Republican lawmakers decried the bill, which they said would reward people who had violated federal immigration laws and possibly lead to voter fraud if immigrants use the licenses to try to register to vote.
"This is not about driver's licenses this is about law and order and the United States' right to defend the sanctity and sovereignty of our borders," said Sen. Rob Ortt, R-North Tonawanda. "We are watering down citizenship. We are cheapening what it means to be an American citizen."
The bill passed the Democrat-led state Assembly last week.
Passage of the bill was a major victory for immigrants and immigrant advocacy groups. Scores of immigrants gathered at the state Capitol to witness Monday's vote.
Driver's licenses would be "a game changer," according to Jorge Garcia, an immigrant from Long island who said he needs a car to get to his job in a warehouse. He has two children, both of whom are legal residents, and worries about being deported if he is caught driving without a license.

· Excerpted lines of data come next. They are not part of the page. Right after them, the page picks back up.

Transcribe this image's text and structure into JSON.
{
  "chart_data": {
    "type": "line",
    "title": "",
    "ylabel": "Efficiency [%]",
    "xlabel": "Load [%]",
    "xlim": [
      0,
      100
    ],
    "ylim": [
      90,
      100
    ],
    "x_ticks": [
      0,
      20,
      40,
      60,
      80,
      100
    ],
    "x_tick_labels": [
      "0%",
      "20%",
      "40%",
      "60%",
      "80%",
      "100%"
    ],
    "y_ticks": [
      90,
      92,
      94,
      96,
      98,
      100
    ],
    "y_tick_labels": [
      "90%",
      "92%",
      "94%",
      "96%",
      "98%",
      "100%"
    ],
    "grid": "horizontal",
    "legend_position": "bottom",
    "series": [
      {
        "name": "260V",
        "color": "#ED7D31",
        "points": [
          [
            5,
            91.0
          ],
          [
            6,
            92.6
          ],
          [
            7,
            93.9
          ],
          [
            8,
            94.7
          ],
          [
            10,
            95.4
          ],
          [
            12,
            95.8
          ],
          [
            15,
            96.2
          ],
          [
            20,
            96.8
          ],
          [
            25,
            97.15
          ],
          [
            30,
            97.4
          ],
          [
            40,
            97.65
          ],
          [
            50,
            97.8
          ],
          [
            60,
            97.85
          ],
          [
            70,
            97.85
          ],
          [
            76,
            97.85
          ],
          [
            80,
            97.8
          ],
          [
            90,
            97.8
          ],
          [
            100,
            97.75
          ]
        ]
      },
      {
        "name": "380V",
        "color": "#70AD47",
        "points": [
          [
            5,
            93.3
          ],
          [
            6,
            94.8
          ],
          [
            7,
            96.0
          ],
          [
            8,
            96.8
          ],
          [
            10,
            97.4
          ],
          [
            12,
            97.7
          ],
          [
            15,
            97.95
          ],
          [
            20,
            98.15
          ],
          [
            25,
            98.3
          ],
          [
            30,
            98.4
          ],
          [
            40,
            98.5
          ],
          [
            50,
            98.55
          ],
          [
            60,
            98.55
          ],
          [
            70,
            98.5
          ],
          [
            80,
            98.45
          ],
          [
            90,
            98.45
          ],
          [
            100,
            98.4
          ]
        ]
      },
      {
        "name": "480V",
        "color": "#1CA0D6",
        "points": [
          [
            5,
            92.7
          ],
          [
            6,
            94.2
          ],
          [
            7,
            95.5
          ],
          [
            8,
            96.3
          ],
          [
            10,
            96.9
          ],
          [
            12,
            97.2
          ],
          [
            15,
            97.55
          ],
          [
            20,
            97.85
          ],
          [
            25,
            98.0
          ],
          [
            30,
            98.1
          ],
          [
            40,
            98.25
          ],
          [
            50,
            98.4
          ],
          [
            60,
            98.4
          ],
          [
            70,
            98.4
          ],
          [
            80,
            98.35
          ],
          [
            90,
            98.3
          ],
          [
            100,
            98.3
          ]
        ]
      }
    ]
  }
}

"This means so much to us, to my family," he said through an interpreter. "We won't have that fear of facing a judge if you get a ticket."
Cuomo had long said he supported the measure but on Monday cast doubt on the bill's fate, saying he was concerned that U.S. immigration officials might try to obtain state driver's license data to target immigrants for deportation. He requested a legal review by the state solicitor general, who works for Attorney General Letitia James.
Supporters of the bill had dismissed Cuomo's concerns as a red herring, and James herself quickly weighed in, though she said her office wouldn't speculate on what federal authorities might do in response.
"The legislation is well crafted and contains ample protections for those who apply for driver's licenses," James wrote in a statement. "If this bill is enacted and challenged in court, we will vigorously defend it."
Following James' response, Cuomo's office announced he would sign the measure.
"Gov. Cuomo has supported this policy for over a decade," Cuomo's counsel, Alphonso David, said in a statement announcing his intentions. "The key to this bill is not the political intent but the legal effect. We hope the attorney general's assessment is correct."